Ci ha colpito tuttavia la reazione che Radio24, nella voce del (molto) bravo Sebastiano Barisoni nel corso della trasmissione pomeridiana “ Focus Economia “ del 29 agosto scorso, ha fatto propria rispetto alla reazione ( ci scusiamo per la ripetizione) esternata dal portavoce del Ministero del Tesoro americano. Quest’ ultimo ha dichiarato che la decisione dell’ Unione Europea potrebbe minacciare gli investimenti stranieri, il clima degli affari in Europa e l’importante spirito di collaborazione economica tra USA e UE. Il conduttore ha osservato, perplesso se non scandalizzato, come non sia stato opportuno da parte del governo americano schierarsi a difesa di un’azienda privata connazionale, nell’ ingerenza rispetto ad una libera istituzione terza.

Ci rendiamo conto che sarebbe bello e comodo concordare, se non fosse che il messaggio è di ben altro tenore, lo stesso che questo articolo intende evidenziare: l’ Unione Europea non sarà forte sino a quando non sarà credibile ed al di sopra di ogni voltafaccia su lavori in corso.

Da quale autorità deriverebbe, si domanda Washington e dovremmo domandarci tutti noi, questa “ripresa a base fiscalmente imponibile”? Forse da una potestà di tipo fiscale, quando è noto che nel vecchio continente ogni stato mantiene la propria sovranità impositiva, le proprie imposte e le proprie aliquote disaggregate, in assenza di un regime di tassazione uniformato, e nonostante l’Euro?

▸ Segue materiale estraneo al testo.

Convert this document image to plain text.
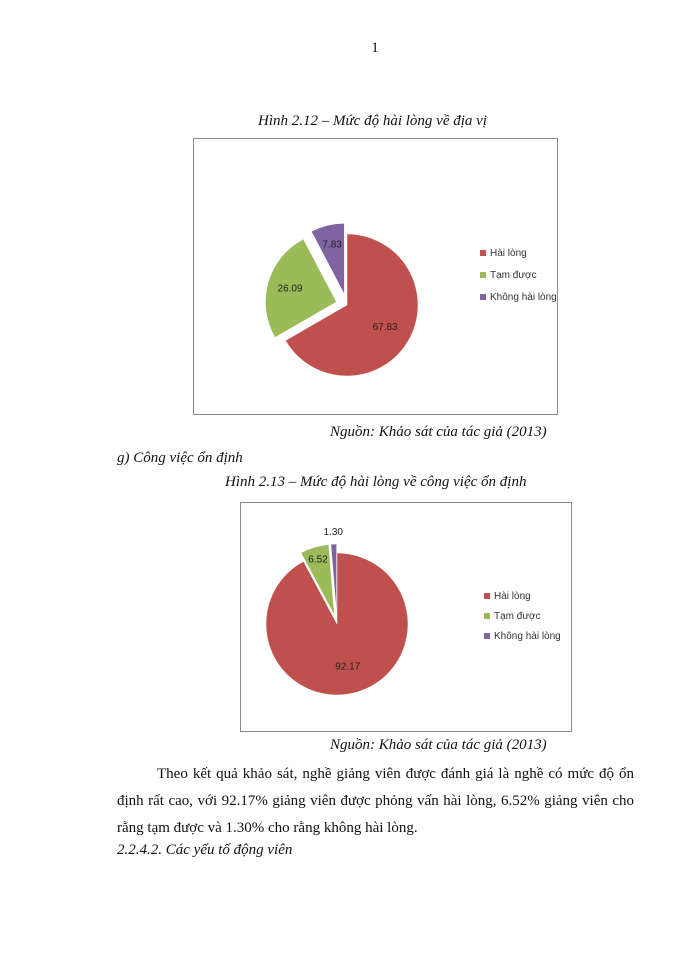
1
Hình 2.12 – Mức độ hài lòng về địa vị
67.83
26.09
7.83
Hài lòng
Tạm được
Không hài lòng
Nguồn: Khảo sát của tác giả (2013)
g) Công việc ổn định
Hình 2.13 – Mức độ hài lòng về công việc ổn định
92.17
6.52
1.30
Hài lòng
Tạm được
Không hài lòng
Nguồn: Khảo sát của tác giả (2013)
Theo kết quả khảo sát, nghề giảng viên được đánh giá là nghề có mức độ ổn định rất cao, với 92.17% giảng viên được phỏng vấn hài lòng, 6.52% giảng viên cho rằng tạm được và 1.30% cho rằng không hài lòng.
2.2.4.2. Các yếu tố động viên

O deriva magari – come è stato asserito – da un voler reprimere “ aiuti di stato “, quando è noto che l’ Irlanda, unico paese anglosassone rimasto all’ interno dell’ UE, è avvezzo da sempre alla cultura britannica del ruling, cioè della contrattazione individuale per interpello delle imposte che il contribuente si impegna a versare, se ed in quanto giudicate congrue dall’ amministrazione finanziaria?

In tal caso, deve configurarsi come “aiuto di stato” anche il differenziale tra il 12,5% di imposta sul reddito delle società in vigore in Irlanda ed il 27,5% di IRES prelevato in Italia, o il 15% più il 14-17% regionale della Germania?

Queste domande sono a nostro avviso self-regulatory: contengono le risposte.

Concludiamo domandandoci se questa situazione generale europea di incertezza del diritto, di volatilità delle regole di mercato e di precaria tutela degli investimenti stranieri remi o meno a favore della volontà di perseguire i problematici tentativi di conclusione del TTIP, il trattato di libero scambio tra USA ed UE che nessuno, di fatto, sembra volere.